Lucas smiled, dropped into her guest chair. "Excellent. I thought she might."
"Which means that if we can get Pellegrino to retire, I can slip her into that slot as a temporary replacement. She'd have to wear a uniform for a month or so, but then Leman will go in September, and I can move her into his slot, and she'd be set. It's a regular lieutenant's job."
"She'll be good at it," Lucas said.
"Not only that, she'll owe us," Rose Marie said.
"So what about Pellegrino?"
"I'm talking to him. He's at the max percentage for his retirement, so his only reason to stay here is to pick up any pay raises that come along. But if he moves over to the state, he's in a whole different retirement plan, so he gets a double dip.
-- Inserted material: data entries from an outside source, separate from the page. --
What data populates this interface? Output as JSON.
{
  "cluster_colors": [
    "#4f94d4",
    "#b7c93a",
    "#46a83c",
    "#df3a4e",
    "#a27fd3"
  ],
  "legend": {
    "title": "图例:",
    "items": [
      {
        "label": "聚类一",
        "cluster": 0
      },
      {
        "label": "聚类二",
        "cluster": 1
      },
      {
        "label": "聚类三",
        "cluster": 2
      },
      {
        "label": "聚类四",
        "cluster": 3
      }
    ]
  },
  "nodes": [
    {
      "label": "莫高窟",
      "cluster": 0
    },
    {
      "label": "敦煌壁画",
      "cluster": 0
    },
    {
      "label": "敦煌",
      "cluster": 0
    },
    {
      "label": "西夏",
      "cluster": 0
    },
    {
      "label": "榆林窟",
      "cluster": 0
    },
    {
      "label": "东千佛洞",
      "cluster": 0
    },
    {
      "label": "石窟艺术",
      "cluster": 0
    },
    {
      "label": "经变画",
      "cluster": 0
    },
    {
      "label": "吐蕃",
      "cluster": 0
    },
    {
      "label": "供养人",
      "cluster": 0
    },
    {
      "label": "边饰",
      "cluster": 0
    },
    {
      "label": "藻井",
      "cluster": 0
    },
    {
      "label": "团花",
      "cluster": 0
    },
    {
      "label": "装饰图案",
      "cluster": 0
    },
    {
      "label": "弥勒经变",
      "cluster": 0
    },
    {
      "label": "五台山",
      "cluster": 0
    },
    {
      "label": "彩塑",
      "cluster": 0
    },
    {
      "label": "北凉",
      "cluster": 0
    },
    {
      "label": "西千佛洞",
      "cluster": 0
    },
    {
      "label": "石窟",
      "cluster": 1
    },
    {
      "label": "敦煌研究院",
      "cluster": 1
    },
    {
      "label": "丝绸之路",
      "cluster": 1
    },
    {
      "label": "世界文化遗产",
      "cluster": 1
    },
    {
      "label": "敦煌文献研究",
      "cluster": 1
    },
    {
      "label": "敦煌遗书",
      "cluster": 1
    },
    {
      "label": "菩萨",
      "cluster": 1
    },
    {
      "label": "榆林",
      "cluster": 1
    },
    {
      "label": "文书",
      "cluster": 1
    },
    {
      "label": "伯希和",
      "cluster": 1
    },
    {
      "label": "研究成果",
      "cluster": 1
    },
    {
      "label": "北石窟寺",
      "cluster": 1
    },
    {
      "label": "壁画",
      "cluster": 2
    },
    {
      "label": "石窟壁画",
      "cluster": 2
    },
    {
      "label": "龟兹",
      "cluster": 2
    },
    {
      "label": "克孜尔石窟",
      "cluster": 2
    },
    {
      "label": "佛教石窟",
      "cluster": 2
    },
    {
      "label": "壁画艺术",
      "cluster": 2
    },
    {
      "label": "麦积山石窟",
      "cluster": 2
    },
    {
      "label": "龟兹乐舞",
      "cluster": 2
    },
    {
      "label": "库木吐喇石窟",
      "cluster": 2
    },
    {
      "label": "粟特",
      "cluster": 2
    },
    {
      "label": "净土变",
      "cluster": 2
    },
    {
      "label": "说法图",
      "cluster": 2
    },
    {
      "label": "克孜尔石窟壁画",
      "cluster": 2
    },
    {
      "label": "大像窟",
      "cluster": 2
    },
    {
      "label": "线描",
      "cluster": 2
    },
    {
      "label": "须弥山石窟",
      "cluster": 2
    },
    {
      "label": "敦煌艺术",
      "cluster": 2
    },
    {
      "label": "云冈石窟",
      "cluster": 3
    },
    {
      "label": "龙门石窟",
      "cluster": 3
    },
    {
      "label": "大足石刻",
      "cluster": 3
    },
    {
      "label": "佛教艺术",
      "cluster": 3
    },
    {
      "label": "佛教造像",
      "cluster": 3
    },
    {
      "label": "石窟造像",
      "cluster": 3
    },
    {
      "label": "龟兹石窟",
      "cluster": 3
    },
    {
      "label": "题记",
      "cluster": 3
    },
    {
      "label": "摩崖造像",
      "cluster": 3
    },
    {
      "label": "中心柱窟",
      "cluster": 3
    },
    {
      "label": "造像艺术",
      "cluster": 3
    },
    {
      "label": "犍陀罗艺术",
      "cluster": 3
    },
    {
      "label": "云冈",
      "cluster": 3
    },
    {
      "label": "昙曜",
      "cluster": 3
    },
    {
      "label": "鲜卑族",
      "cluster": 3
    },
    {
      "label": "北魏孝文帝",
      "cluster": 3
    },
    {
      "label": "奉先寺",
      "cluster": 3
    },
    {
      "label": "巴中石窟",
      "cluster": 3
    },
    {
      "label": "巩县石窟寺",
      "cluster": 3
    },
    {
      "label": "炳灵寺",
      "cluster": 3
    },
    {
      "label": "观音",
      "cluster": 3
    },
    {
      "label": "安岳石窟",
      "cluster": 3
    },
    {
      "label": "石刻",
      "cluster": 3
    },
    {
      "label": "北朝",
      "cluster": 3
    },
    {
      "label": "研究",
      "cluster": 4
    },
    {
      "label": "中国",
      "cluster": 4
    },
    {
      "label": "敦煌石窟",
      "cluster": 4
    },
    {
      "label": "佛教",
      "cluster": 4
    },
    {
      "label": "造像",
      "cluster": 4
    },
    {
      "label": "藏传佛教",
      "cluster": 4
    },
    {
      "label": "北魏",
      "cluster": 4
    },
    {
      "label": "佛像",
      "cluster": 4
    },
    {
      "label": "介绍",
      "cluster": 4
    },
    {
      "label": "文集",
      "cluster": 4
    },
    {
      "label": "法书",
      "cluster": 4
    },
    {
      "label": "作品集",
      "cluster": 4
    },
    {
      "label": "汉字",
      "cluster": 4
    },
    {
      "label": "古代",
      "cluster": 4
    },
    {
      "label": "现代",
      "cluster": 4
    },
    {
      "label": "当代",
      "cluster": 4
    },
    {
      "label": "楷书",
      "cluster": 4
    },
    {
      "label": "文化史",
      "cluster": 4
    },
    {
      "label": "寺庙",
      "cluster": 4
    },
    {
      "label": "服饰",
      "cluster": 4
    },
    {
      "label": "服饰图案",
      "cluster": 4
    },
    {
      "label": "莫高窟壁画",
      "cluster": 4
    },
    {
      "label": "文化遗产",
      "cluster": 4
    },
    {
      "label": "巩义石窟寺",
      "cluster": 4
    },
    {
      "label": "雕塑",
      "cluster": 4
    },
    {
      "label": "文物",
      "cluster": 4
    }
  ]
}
There's a slot in the public information office that's empty, and he'd be perfect for it."
"Is he gonna take it?" Lucas asked.
"Yes. His wife's nervous, but she's coming around."
"What about the governor? Unless he commits to you publicly…"
"He's making the announcement Friday. I'll take over as of November 1. I'll leave here October 15, and you can leave anytime you want. You probably wouldn't actually get pushed until the new guy comes in, and that might not be until the first of the year."
"I'm gonna go when you go," Lucas said. "But Jesus, two and a half months. If we're gonna swap Marcy for Pellegrino, we gotta get him out of here quick."
"He'll put in his papers next week."
They talked about the personnel maneuvers for another ten minutes. The mayor was not running for reelection, and none of the leading candidates would reappoint Rose Marie as chief: She'd made too many bureaucratic enemies during her tenure. So she was out.
But as a former longtime state senator, she had solid political connections and loyalties. When the governor, Elmer Henderson, had gone looking for a new director for the department of public safety, a group of her political pals had had a quiet word with him, and she'd been anointed.
As soon as the deal was done, she'd begun shuffling members of her city management team into protected job slots-Marcy Sherrill would be the new head of Intelligence-and slipping old departmental enemies into jobs where they would be lethally exposed. The new mayor might not be willing to appoint Rose Marie to a third term as chief, but he was going to get her team whether he liked it or not.
With a few exceptions.
Lucas was a pure political appointee, with no civil-service protection at all, and his job would expire with hers. Rather than try to find a protected slot, he'd agreed to follow her to the state, where he would head a new special investigations team with the state Bureau of Criminal Apprehension.